Splunk Search

Alert Behavior differs from Search that includes Where command

ksextonmacb
Path Finder

I'm running a search that does exactly what I want. The search is:

tag = authentication | transaction host user | where _time > (now() - 3600)

The results of this search will tell me if anyone has tried to log into a server for the first time ever (as in since the dawn of time) in the past hour, provided the search is done over all of time. If no one has logged in, no results are returned. You can change the window by changing the number 3600.

I want to turn this Search into an Alert. I've tried creating both real-time and hourly searches. I tried removing the "where" command for the real time search and letting the alert functionality take over. No matter what I do, alerts ignore the where command and produce different results than the search; I simply get each login attempt over whatever time the alert scans.

I really just want the alert to run my search and alert me if it has any results. Does anyone know how to do that?

Tags (3)
0 Karma
1 Solution

martin_mueller
SplunkTrust
SplunkTrust

In order to detect first-time login it is a very bad idea to search all data over and over again.

It's a better idea to remember when you've first (and maybe last while you're at it) seen any given user, and to compare each new chunk of data against that memory / state. That way you only look at each event once rather than infinite times.
This blog post describes the process nicely: http://blogs.splunk.com/2011/01/11/maintaining-state-of-the-union/

View solution in original post

ksextonmacb
Path Finder

Here's what I finally did, for the next guy.

Run this search once:

tag=authentication _time!=null user!=null host!=null | stats min(_time) as first_time by user, host | outputlookup first_time_authentication_tracking.csv

Set up this search to run every so often as an alert:

tag=authentication _time!=null user!=null host!=null | stats first(_time) as first_time by user, host | inputlookup append=t first_time_authentication_tracking.csv | stats min(first_time) as first_time by user, host | outputlookup first_time_authentication_tracking.csv

I chose to run it every 15 minutes and scan the prior 20 minutes. To do this I created an alert using chron time scheduling as earliest -20m, latest +1m, scheduled for "asterisk/15 asterisk asterisk asterisk asterisk". Then I picked the alert condition to be custom, and the custom search to be something that would never happen, which in my case was "search first_time=null".

Finally, set up another alert using the search (the leading pipe is important):

| inputlookup first_time_authentication_tracking.csv | where first_time > now()-3600

This alert will do the actual alerting, and you just alert based on returned count being greater than zero. I scheduled it for every hour and it only alerts me if the file has a new entry time stamped for the last hour.

For debugging you should definitely grab the lookup editor app to look at the csv file. It's also useful for repopulating the first, time consuming search from a local csv file if you wipe out the csv file on the server.

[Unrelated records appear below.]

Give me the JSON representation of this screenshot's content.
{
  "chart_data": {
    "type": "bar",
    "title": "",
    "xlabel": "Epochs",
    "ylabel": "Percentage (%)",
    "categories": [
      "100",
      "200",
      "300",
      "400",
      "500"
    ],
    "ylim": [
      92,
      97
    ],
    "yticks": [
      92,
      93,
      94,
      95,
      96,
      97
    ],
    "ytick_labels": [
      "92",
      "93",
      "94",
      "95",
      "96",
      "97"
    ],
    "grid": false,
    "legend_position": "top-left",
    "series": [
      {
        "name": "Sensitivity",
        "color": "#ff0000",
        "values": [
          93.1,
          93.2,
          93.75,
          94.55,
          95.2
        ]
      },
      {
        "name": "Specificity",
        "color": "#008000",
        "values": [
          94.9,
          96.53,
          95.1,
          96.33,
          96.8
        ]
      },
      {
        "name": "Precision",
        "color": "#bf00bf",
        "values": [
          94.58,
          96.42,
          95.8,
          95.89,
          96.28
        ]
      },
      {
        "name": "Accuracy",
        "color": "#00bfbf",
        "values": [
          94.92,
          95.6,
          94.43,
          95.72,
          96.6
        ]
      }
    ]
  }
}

My only concern is that, because these times are coded into the searches, some stuff might be left out. I'd prefer to figure out how to run the search time based on the maximum time in the file, but I'm going leave it alone for now and move on to something else.

0 Karma

martin_mueller
SplunkTrust
SplunkTrust

You can avoid overlaps by introducing a delay, e.g. earliest=-16m@m latest=-m@m if you know that all events will be indexed at most one minute after generation.

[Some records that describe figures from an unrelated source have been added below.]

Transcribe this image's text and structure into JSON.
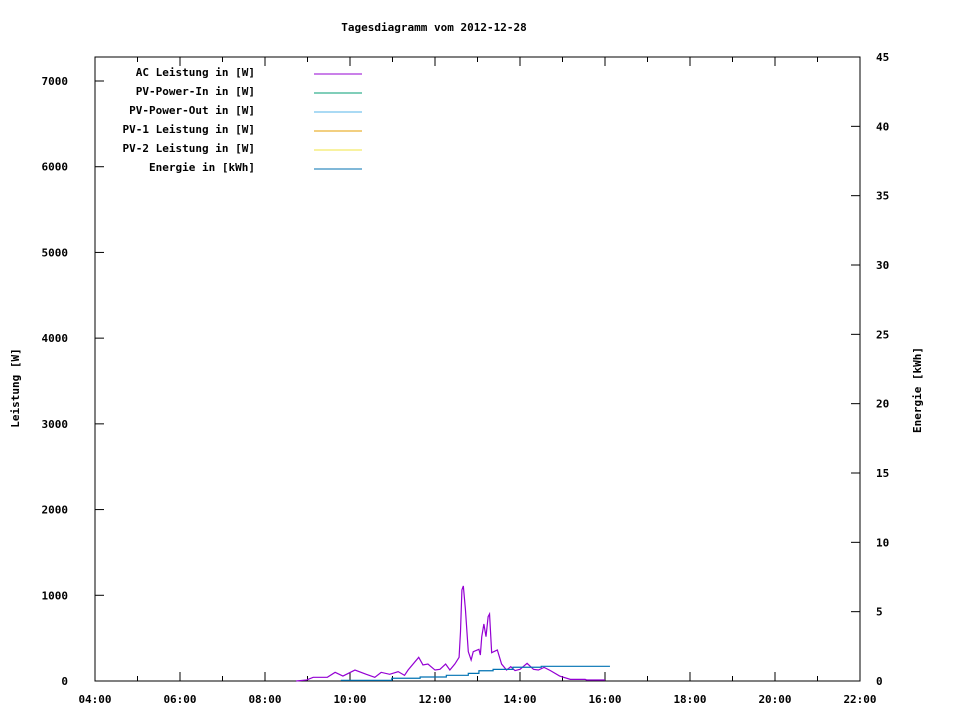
{
  "chart_data": {
    "type": "line",
    "title": "Tagesdiagramm vom 2012-12-28",
    "ylabel": "Leistung [W]",
    "y2label": "Energie [kWh]",
    "xlabel": "",
    "xlim": [
      "04:00",
      "22:00"
    ],
    "ylim": [
      0,
      7280
    ],
    "y2lim": [
      0,
      45
    ],
    "xticks": [
      "04:00",
      "06:00",
      "08:00",
      "10:00",
      "12:00",
      "14:00",
      "16:00",
      "18:00",
      "20:00",
      "22:00"
    ],
    "yticks": [
      0,
      1000,
      2000,
      3000,
      4000,
      5000,
      6000,
      7000
    ],
    "y2ticks": [
      0,
      5,
      10,
      15,
      20,
      25,
      30,
      35,
      40,
      45
    ],
    "legend_position": "top-left",
    "grid": false,
    "series": [
      {
        "name": "AC Leistung in [W]",
        "axis": "y",
        "color": "#9400d3",
        "x": [
          "08:44",
          "08:59",
          "09:08",
          "09:22",
          "09:28",
          "09:39",
          "09:50",
          "10:07",
          "10:23",
          "10:35",
          "10:44",
          "10:56",
          "11:08",
          "11:17",
          "11:22",
          "11:37",
          "11:43",
          "11:50",
          "12:00",
          "12:07",
          "12:15",
          "12:21",
          "12:28",
          "12:34",
          "12:36",
          "12:38",
          "12:40",
          "12:43",
          "12:47",
          "12:51",
          "12:54",
          "13:02",
          "13:04",
          "13:06",
          "13:09",
          "13:12",
          "13:15",
          "13:17",
          "13:20",
          "13:28",
          "13:34",
          "13:41",
          "13:47",
          "13:53",
          "14:00",
          "14:10",
          "14:19",
          "14:26",
          "14:34",
          "14:43",
          "14:56",
          "15:11",
          "15:32",
          "15:34",
          "16:00"
        ],
        "y": [
          0,
          12,
          43,
          43,
          43,
          101,
          58,
          128,
          78,
          43,
          101,
          78,
          109,
          66,
          128,
          276,
          187,
          198,
          128,
          136,
          198,
          128,
          198,
          276,
          576,
          1062,
          1109,
          829,
          342,
          245,
          342,
          370,
          303,
          517,
          665,
          517,
          751,
          782,
          330,
          362,
          198,
          128,
          167,
          121,
          136,
          206,
          136,
          128,
          159,
          121,
          58,
          19,
          19,
          12,
          12
        ]
      },
      {
        "name": "PV-Power-In in [W]",
        "axis": "y",
        "color": "#009e73",
        "x": [],
        "y": []
      },
      {
        "name": "PV-Power-Out in [W]",
        "axis": "y",
        "color": "#56b4e9",
        "x": [],
        "y": []
      },
      {
        "name": "PV-1 Leistung in [W]",
        "axis": "y",
        "color": "#e69f00",
        "x": [],
        "y": []
      },
      {
        "name": "PV-2 Leistung in [W]",
        "axis": "y",
        "color": "#f0e442",
        "x": [],
        "y": []
      },
      {
        "name": "Energie in [kWh]",
        "axis": "y2",
        "color": "#0072b2",
        "x": [
          "09:47",
          "10:59",
          "11:39",
          "12:16",
          "12:47",
          "13:02",
          "13:22",
          "13:50",
          "14:30",
          "16:07"
        ],
        "y": [
          0.05,
          0.2,
          0.29,
          0.41,
          0.55,
          0.74,
          0.84,
          0.99,
          1.06,
          1.06
        ]
      }
    ]
  }
}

You can also avoid overlaps by going with index time rather than event time as the main criterion: earliest=-d latest=+d _index_earliest=-16m@m _index_latest=-m@m. That will even consider 20-hour-old events once, straight after they're indexed.

0 Karma

martin_mueller
SplunkTrust
SplunkTrust

Running a search with latest=-15m every 15 minutes will inevitably lead to missed events.

Say an even occurs at 05:59:59.999 and is indexed at 06:00:00.001 - two milliseconds delay, awesome!
The search scheduled at 06:00:00 won't find it because it's not indexed yet. The search scheduled at 06:15:00 won't find it because it's out of its time range... oops!

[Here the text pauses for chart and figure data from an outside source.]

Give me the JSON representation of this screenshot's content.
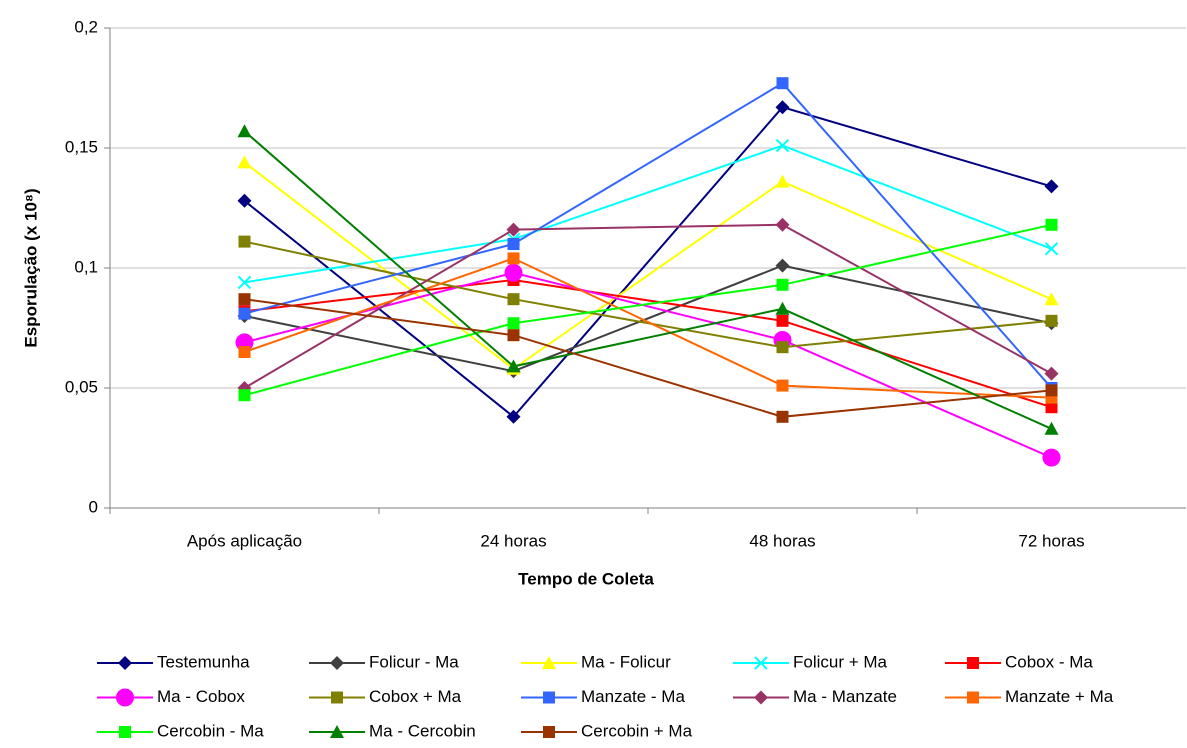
{
  "chart_data": {
    "type": "line",
    "y_label": "Esporulação (x 10⁸)",
    "x_label": "Tempo de Coleta",
    "categories": [
      "Após aplicação",
      "24 horas",
      "48 horas",
      "72 horas"
    ],
    "ylim": [
      0,
      0.2
    ],
    "yticks": [
      0,
      {
        "value": 0.05,
        "label": "0,05"
      },
      {
        "value": 0.1,
        "label": "0,1"
      },
      {
        "value": 0.15,
        "label": "0,15"
      },
      {
        "value": 0.2,
        "label": "0,2"
      }
    ],
    "grid": true,
    "legend": "bottom",
    "series": [
      {
        "name": "Testemunha",
        "color": "#000080",
        "marker": "diamond",
        "values": [
          0.128,
          0.038,
          0.167,
          0.134
        ]
      },
      {
        "name": "Folicur - Ma",
        "color": "#404040",
        "marker": "diamond",
        "values": [
          0.08,
          0.057,
          0.101,
          0.077
        ]
      },
      {
        "name": "Ma - Folicur",
        "color": "#FFFF00",
        "marker": "triangle",
        "values": [
          0.144,
          0.058,
          0.136,
          0.087
        ]
      },
      {
        "name": "Folicur + Ma",
        "color": "#00FFFF",
        "marker": "x",
        "values": [
          0.094,
          0.112,
          0.151,
          0.108
        ]
      },
      {
        "name": "Cobox - Ma",
        "color": "#FF0000",
        "marker": "square",
        "values": [
          0.082,
          0.095,
          0.078,
          0.042
        ]
      },
      {
        "name": "Ma - Cobox",
        "color": "#FF00FF",
        "marker": "circle",
        "values": [
          0.069,
          0.098,
          0.07,
          0.021
        ]
      },
      {
        "name": "Cobox + Ma",
        "color": "#808000",
        "marker": "square",
        "values": [
          0.111,
          0.087,
          0.067,
          0.078
        ]
      },
      {
        "name": "Manzate - Ma",
        "color": "#3366FF",
        "marker": "square",
        "values": [
          0.081,
          0.11,
          0.177,
          0.05
        ]
      },
      {
        "name": "Ma - Manzate",
        "color": "#993366",
        "marker": "diamond",
        "values": [
          0.05,
          0.116,
          0.118,
          0.056
        ]
      },
      {
        "name": "Manzate + Ma",
        "color": "#FF6600",
        "marker": "square",
        "values": [
          0.065,
          0.104,
          0.051,
          0.046
        ]
      },
      {
        "name": "Cercobin - Ma",
        "color": "#00FF00",
        "marker": "square",
        "values": [
          0.047,
          0.077,
          0.093,
          0.118
        ]
      },
      {
        "name": "Ma - Cercobin",
        "color": "#008000",
        "marker": "triangle",
        "values": [
          0.157,
          0.059,
          0.083,
          0.033
        ]
      },
      {
        "name": "Cercobin + Ma",
        "color": "#993300",
        "marker": "square",
        "values": [
          0.087,
          0.072,
          0.038,
          0.049
        ]
      }
    ]
  }
}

Use techniques described in the blog I linked to clean up duplicates from your combined results before outputlookup'ing, then you can have overlapping time ranges in your scheduled search.

ksextonmacb
Path Finder

Fixed it to use stats a second time to remove duplicates correctly. Now I run it every 15 minutes and look at the prior 20. It'd still be nice to be able to schedule a short interval search that didn't overlap on time, but I haven't seen a way to do that and this one only takes a few seconds.

I had tried to use a second stats command before purely to mirror existing examples, but it was wiping my file's first_time column. However I found out the search I had posted was writing an additional line to the CSV file for any user logins it found, producing two lines for a user to the same host, so I had to figure out how to get it to merge the two times and only write the earliest.

The fix was to use the second stats on my created field to remove the later login, as opposed to on the _time field which didn't exist in my CSV file.

0 Karma

martin_mueller
SplunkTrust
SplunkTrust

In order to detect first-time login it is a very bad idea to search all data over and over again.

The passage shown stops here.